IV.3 — Epistemic Integrity Theorem (EIT)
Paper: Axionic Agency IV.3
Title: Epistemic Integrity Theorem (EIT)
Subtitle: Why an agent cannot blind itself to pass its own tests
Date Read: 2026-01-31
Core Claim
Under reflective closure, an agent cannot coherently endorse self-modifications that materially degrade its epistemic adequacy at the current stakes. Epistemic integrity is a definedness constraint, not an optimized objective.

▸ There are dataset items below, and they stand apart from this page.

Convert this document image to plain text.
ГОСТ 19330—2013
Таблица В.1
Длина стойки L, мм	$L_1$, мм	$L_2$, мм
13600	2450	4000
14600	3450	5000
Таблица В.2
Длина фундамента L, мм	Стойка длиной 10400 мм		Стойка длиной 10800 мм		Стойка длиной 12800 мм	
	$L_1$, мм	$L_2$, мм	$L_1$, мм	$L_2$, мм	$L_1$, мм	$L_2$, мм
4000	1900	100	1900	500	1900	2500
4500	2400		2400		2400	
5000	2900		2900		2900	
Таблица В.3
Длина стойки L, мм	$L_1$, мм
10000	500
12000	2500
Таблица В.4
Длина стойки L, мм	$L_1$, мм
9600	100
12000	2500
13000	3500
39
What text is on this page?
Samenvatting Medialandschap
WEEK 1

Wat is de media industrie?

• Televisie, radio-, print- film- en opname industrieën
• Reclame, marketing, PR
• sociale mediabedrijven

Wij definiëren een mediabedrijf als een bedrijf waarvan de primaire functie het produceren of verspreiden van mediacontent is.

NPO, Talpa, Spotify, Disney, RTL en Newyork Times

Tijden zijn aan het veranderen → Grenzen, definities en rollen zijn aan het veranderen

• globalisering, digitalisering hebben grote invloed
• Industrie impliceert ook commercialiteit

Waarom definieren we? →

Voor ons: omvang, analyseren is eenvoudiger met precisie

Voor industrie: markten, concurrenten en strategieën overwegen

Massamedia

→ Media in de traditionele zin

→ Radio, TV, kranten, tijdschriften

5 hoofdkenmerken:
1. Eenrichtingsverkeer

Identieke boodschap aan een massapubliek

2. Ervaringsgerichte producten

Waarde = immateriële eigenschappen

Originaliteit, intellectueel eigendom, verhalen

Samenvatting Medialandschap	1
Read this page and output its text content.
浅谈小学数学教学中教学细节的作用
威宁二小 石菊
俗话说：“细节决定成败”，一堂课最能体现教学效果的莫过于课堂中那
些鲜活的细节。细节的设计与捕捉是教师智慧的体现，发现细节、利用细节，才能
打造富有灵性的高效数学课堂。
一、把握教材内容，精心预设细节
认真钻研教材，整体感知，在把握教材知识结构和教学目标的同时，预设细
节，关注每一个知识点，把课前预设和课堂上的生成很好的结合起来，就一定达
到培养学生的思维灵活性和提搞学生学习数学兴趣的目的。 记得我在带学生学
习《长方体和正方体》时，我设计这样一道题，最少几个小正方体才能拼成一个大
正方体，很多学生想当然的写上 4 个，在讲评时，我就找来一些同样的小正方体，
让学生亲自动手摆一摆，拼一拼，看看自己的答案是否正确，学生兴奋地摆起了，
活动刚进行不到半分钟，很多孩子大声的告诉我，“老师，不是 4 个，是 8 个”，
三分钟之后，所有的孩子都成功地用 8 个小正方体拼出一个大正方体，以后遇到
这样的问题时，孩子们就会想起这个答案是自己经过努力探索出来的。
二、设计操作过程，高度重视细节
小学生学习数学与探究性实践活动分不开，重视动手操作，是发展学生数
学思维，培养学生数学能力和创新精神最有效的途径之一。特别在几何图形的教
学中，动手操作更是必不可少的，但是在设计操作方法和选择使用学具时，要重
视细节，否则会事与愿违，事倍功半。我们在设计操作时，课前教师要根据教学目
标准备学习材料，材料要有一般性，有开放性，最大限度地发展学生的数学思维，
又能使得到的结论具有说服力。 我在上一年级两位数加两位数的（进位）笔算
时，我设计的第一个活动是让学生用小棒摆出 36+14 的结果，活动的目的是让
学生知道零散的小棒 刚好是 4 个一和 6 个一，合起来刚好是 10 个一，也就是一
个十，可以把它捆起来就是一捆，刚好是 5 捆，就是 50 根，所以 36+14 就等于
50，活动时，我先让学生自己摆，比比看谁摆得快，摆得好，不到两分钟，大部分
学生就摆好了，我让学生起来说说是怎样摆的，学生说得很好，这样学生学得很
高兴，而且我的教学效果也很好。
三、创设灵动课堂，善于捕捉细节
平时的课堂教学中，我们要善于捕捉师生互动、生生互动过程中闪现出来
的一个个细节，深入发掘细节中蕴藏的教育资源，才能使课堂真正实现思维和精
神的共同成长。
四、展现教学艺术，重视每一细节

The Problem: Epistemic Laundering
An agent can evade binding constraints without directly violating them by degrading the epistemic machinery used to evaluate those constraints:
- Adopt a weaker model
- Narrow uncertainty bounds
- Use an optimistic lens that renders forbidden acts apparently safe
“If permitted, any constraint evaluated under a manipulable epistemic lens becomes advisory.”
Structural Symmetry
| Domain | Failure Mode |
|---|---|
| Kernel | Destroy binding authority |
| Delegation | Launder violations through successors |
| Responsibility | Ignore avoidable harm |
| Epistemics | Blind oneself to risk |
EIT asserts that reflective sovereignty cannot endorse continuations that strategically weaken the agent’s own truth-tracking capacity.
Key Machinery
Proper Scoring
Score is derived solely from prediction-vs-observation performance under a strictly proper scoring rule:
- Cannot include compute cost, utility, speed, aesthetics, or self-reported confidence
- Truthful probabilistic forecasting uniquely optimizes expected score
- This blocks Goodharting by redefining epistemic adequacy
Capability Closure
MC(s) must represent the closure of accessible modeling capacity, not the agent’s current mood:
MC(s) := MĈ(Cap(s))
If a model is trivially constructible, retrievable, or reconstructible from Cap(s), it is in MC(s).
This blocks: “I deleted the good models so the best available is bad.”
Stakes-Indexed Tolerance
κ(Stakes(s)) allows approximation at low stakes while imposing strict truth-tracking discipline at high stakes.
Epistemic Acceptability
EpiOK(s, M) := Score_s(M) ≥ BestScore(s) - κ(Stakes(s))
Endorsed continuations must keep epistemic performance within a stakes-indexed slack of the best the agent can already achieve.
Ontological Shifts and Translation
Models at s’ may live in a different representational vocabulary. EIT introduces a translation operator:
Lift_{s→s'} : MC(s') → MC(s)
This maps future models into s-comparable predictive objects over observations.
Limit condition: If no such Lift exists for a proposed continuation at the current stakes, endorsement is undefined.
This is the epistemic analogue of conservative migration.
The Main Theorem
RC-Epistemic Rule
For reflectively closed states:
RC(s) ∧ Endorse(s, m) ⇒ EpiAdm(s, m)
No Endorsed Epistemic Sabotage
If RC(s) ∧ Endorse(s, m), then:
Score_s(Lift_{s→s'}(M(s'))) ≥ BestScore(s) - κ(Stakes(s))
What EIT Blocks
The agent cannot endorse continuations that:
- Delete or disable high-performing models
- Redefine epistemic adequacy away from observation scoring
- Adopt unfalsifiable ontologies lacking an observational translation
- Degrade prediction accuracy beyond stakes tolerance
What EIT Permits
Epistemic change that:
- Improves score
- Preserves score within tolerance at given stakes
- Introduces new ontologies with verified observational translation
Limitations
EIT does not guarantee:
- The model class contains a good model
- The evidence stream is uncorrupted
It guarantees only:
“A reflectively sovereign agent cannot endorse self-modifications that reduce its observational truth-tracking performance below what is available to it, beyond stakes-indexed tolerance.”
Key Insight
“Epistemic integrity is not a value tradeoff. It is a precondition of evaluability.”
Just as an RSA cannot coherently destroy its kernel or launder violations through successors, it cannot coherently blind itself to justify what would otherwise be inadmissible.
Truth-tracking is constitutive of reflective sovereignty.